The page reads in part: "Dra. Minguita Padilla, a prominent specialist from the Philippines Association of Internal Medicine Specialists, a well-known and highly qualified endocrinologist, is involved as the project coordinator representing the Government."

Towards the end of the article, the purported treatment is identified as "Glucosoft" capsules and labelled as a "dietary supplement".

Screenshot of false post taken on January 8, 2022

Similar posts were also shared on Facebook here, here and here, and websites here and here which featured another brand of purported diabetes capsules called "GlucoPRO".

Diabetes is a chronic illness where a patient has elevated levels of blood sugar -- also known as blood glucose.

Philippine government data shows it was the fourth leading cause of death in the country in 2022.

Comments suggest people may have believed the information in the post.

One wrote, "You are the gift of God for the sweet loving people (diabetic). Another breakthrough."

Another said, "Ok…Where can I buy that? I'm diabetic for a long period of time now."

The posts are false.

Fabricated news report

In a statement sent to AFP on January 11, CNN Philippines said they are "in no way connected to the medicine brand which supposedly cures diabetes".

The official website of the media outlet is

Below is a screenshot comparison of the imposter site (left) and CNN Philippines' official website (right):

Screenshot of the imposter website

Screenshot of the CNN Philippines website



A reverse search of the image of the student who supposedly discovered the treatment found the photo was uploaded on stock image and footage website

While there have been reports about a student from the Philippines who analysed the anti-diabetes properties of a local fruit, AFP has not found any reports about a student who has discovered an effective treatment for the condition.

Fake endorsement

Dr Padilla has also denied endorsing the products, calling the posts "malicious" and "absurdly comical".

"I am not an endocrinologist, there is no medical organisation called the 'Philippine Association of Internal Medical Specialists', I never took part in the development of any supplement for diabetes, and I never gave any interview over CNN Philippines regarding the matter," she told AFP on January 3.

Keyword searches found Dr Padilla's screenshot in the fake report was taken from a CNN Philippines interview published on October 19, 2022, when she was a senate candidate.

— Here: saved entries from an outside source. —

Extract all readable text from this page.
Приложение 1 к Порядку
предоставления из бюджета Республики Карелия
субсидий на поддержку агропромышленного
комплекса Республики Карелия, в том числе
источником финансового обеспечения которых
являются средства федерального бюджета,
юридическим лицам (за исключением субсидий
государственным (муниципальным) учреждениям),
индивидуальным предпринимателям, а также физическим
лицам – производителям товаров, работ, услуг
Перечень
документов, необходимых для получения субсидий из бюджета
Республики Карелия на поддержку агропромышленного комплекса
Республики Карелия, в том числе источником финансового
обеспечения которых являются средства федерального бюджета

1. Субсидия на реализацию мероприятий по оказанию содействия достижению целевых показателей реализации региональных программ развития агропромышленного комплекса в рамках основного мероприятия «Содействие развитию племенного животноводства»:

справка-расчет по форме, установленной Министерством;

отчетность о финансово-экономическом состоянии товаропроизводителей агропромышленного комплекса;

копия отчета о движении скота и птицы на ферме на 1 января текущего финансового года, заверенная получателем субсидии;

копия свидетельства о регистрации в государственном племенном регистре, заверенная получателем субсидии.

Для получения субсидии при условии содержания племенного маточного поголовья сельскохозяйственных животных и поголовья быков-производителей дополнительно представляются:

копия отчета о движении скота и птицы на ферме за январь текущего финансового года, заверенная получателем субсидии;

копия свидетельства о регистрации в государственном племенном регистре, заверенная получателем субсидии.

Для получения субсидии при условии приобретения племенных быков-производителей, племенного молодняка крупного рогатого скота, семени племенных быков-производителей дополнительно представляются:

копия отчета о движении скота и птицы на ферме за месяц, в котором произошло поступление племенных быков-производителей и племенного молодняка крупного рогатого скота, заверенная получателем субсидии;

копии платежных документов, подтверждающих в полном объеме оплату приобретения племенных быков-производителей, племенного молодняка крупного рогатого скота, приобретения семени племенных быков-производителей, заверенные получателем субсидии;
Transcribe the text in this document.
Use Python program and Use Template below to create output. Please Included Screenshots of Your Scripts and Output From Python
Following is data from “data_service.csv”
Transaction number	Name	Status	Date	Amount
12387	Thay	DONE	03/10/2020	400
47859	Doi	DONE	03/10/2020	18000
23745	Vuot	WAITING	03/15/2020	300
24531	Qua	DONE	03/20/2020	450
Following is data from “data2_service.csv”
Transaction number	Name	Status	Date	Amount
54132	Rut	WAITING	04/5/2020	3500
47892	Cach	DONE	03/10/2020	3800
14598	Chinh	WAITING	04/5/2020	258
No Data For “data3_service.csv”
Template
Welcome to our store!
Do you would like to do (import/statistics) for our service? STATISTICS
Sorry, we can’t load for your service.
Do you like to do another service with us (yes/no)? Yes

Below is a screenshot comparison of the fabricated report (left) and the original interview (right):

Screenshot of fabricated news report

Screenshot of CNN Philippines interview with Dr Minguita Padilla



Unproven diabetes treatment

AFP has previously debunked similar posts touting a herbal supplement as treatment for diabetes. Doctors have said there is no scientific evidence to support the claim.

"That's the reason it's called a supplement because it has never undergone any randomised clinical trials that can prove its efficacy and safety," said Dr Mia Fojas, associate professor of biochemistry from the University of the Philippines College of Medicine.

Dr Princess Landicho-Kanapi, an endocrinologist from the Makati Medical Center hospital, advised patients to consult with their doctors before buying any purported drug they see online.

"There are actual medicines and other ways to control blood sugar, such as eating healthy and increasing one's physical activity."

Multiple keyword searches on the Philippine Food and Drug Administration's database have not found a registration for "Glucosoft" or GlucoPRO capsules. A product called "GLUCOPRO" is registered in the database as a "powder mix drink".